Many evangelical (and other) New Testaments scholars and theologians criticize this “two stage” Christian initiation. One main argument they use is that Scripture teaches “one Lord, one faith, one baptism.” But believers in subsequence do not deny that. They regard the “one baptism” as referring to water baptism. The basis for calling subsequent Spirit infilling “Spirit baptism” lies in Jesus’ promise that John baptized people with water but he, Jesus, would baptize them the Holy Spirit and fire (power).
I think a lot of the controversy has been caught in wrangles about terminology. To the best of my knowledge, most scholarly believers in subsequence of the fullness of the Spirit to conversion do not particularly care what it’s called. “Infilling of the Spirit,” “enduement with power,” are valid alternatives to “Baptism of the Holy Spirit.”
Appealing to experience, but connecting it with the pattern of Acts, I believe in subsequence of receiving the Holy Spirit in a new and special way–call it what you will. I observe that many, many evangelical Christians struggle to live Christian lives without joy, liberty, or power. Their attitude betrays that being a follower of Jesus Christ is a duty rather than a pleasure. Then I have often observed (and experienced) a quantum leap beyond that into passionate, joyful, inwardly committed, powerful Christian life following a special, personal outpouring of the Spirit–usually upon laying on of hands by Christians who live in that higher or deeper life of the Spirit.
I also came to believe that there is no “once-for-all” infilling of the Spirit. Being filled with the Spirit is not a one-time experience but a “punctuated process” (to borrow from and paraphrase my late friend and mentor Clark Pinnock). There is always more. And it is possible to lose the Spirit’s infilling and be filled again.
John Piper clearly believes in what I am describing here. See his 1990 sermon “You Will Be Baptized with the Holy Spirit”–easily found on the internet using a search engine.
I tell my students, much to their amazement, that subsequent infilling of the Holy Spirit, “Spirit baptism,” is not just a Pentecostal doctrine. Many, many Baptists and other evangelicals believe in it,too. The difference is whether speaking in tongues is its essential, necessary “initial, physical evidence.”
Unfortunately, most Baptists and and other non-Pentecostal Baptists have dropped Spirit-baptism because they associate it with Pentecostalism. But subsequence of the infilling of the Holy Spirit pre-dates Pentecostalism and has always existed, at least doctrinally, among non-Pentecostal groups such as Nazarenes. And it has been believed, taught and experienced even among Baptists–especially those “touched” by the Keswick Movement.
I feel exceedingly sorry for Christians who find the Christian life to be a struggle, drudgery, boring, mainly just a way of avoiding hell and eventually landing in heaven. What they need is an infilling of the Holy Spirit (not just “spiritual formation” although there’s nothing wrong with that).

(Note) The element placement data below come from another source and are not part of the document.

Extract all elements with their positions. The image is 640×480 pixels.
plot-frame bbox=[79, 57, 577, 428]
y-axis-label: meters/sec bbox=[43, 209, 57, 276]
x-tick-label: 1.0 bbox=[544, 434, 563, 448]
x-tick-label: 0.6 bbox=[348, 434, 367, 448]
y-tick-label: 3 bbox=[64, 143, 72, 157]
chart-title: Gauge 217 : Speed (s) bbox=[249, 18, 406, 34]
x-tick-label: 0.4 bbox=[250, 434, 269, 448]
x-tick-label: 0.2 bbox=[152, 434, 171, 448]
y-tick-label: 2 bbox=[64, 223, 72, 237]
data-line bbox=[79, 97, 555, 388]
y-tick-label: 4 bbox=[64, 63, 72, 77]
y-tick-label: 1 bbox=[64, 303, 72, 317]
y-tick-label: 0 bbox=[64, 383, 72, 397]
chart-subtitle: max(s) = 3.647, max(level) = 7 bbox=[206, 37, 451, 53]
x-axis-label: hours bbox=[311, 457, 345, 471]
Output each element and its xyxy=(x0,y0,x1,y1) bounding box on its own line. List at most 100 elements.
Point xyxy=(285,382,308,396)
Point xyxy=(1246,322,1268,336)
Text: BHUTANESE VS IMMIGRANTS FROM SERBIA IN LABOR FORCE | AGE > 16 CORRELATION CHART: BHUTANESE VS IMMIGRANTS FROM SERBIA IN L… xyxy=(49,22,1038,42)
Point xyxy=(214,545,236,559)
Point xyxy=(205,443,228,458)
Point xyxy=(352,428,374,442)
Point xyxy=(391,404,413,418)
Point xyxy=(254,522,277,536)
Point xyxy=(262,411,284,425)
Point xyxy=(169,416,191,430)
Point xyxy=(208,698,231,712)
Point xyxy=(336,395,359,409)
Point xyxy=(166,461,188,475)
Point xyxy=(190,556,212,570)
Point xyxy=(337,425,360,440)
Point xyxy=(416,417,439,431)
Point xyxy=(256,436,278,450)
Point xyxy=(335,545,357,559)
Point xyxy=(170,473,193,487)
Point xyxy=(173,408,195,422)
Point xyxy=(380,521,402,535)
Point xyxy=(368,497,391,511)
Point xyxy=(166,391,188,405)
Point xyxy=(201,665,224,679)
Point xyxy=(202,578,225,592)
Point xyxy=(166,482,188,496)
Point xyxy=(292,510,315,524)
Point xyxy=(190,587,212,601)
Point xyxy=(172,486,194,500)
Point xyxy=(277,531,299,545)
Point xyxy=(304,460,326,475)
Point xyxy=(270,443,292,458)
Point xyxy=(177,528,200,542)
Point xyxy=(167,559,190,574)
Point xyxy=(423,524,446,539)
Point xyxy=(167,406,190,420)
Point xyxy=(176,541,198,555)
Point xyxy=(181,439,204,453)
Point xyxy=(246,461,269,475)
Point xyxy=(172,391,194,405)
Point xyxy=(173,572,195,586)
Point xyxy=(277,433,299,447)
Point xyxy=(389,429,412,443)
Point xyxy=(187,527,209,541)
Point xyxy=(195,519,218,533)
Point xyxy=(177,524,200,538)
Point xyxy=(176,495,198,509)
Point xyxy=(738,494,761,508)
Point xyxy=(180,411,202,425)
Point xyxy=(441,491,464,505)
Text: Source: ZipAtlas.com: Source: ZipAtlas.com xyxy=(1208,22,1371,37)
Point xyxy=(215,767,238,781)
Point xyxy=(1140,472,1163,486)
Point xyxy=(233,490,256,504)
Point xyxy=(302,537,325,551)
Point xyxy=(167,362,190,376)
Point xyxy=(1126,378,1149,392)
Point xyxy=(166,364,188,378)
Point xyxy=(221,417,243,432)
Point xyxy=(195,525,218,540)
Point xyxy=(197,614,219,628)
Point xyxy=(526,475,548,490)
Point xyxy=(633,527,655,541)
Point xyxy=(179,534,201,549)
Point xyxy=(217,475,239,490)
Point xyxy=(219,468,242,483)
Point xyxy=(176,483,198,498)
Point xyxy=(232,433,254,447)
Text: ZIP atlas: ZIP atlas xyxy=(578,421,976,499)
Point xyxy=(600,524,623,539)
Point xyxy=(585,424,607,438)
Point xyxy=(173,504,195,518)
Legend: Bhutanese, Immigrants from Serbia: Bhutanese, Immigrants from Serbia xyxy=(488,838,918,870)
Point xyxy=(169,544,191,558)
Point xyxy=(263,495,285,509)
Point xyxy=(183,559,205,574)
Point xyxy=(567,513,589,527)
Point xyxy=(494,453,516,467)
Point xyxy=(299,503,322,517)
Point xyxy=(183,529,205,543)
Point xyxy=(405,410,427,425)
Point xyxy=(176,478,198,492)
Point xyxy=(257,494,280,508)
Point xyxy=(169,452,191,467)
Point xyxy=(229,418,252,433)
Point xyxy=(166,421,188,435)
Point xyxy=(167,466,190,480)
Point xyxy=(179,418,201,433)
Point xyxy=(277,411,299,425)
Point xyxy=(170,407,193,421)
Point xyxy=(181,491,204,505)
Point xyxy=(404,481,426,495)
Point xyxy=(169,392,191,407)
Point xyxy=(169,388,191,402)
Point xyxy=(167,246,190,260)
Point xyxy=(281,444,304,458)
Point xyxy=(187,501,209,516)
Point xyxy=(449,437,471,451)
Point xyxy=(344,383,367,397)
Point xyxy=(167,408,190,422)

A problem is that experiences of the infilling of the Spirit are often accompanied by physical emotional reactions–laughing, falling, shaking, shouting, jumping, etc. What we need is two things: 1) to realize that these are MERELY physical manifestations and do not have ANYTHING at all to do with Spirit infilling itself. They are no different from what happens to many sports fans when their team wins the championship, and 2) emphasize that the true signs of the Spirit’s infilling are the fruit of the Spirit and one or more gifts of the Spirit.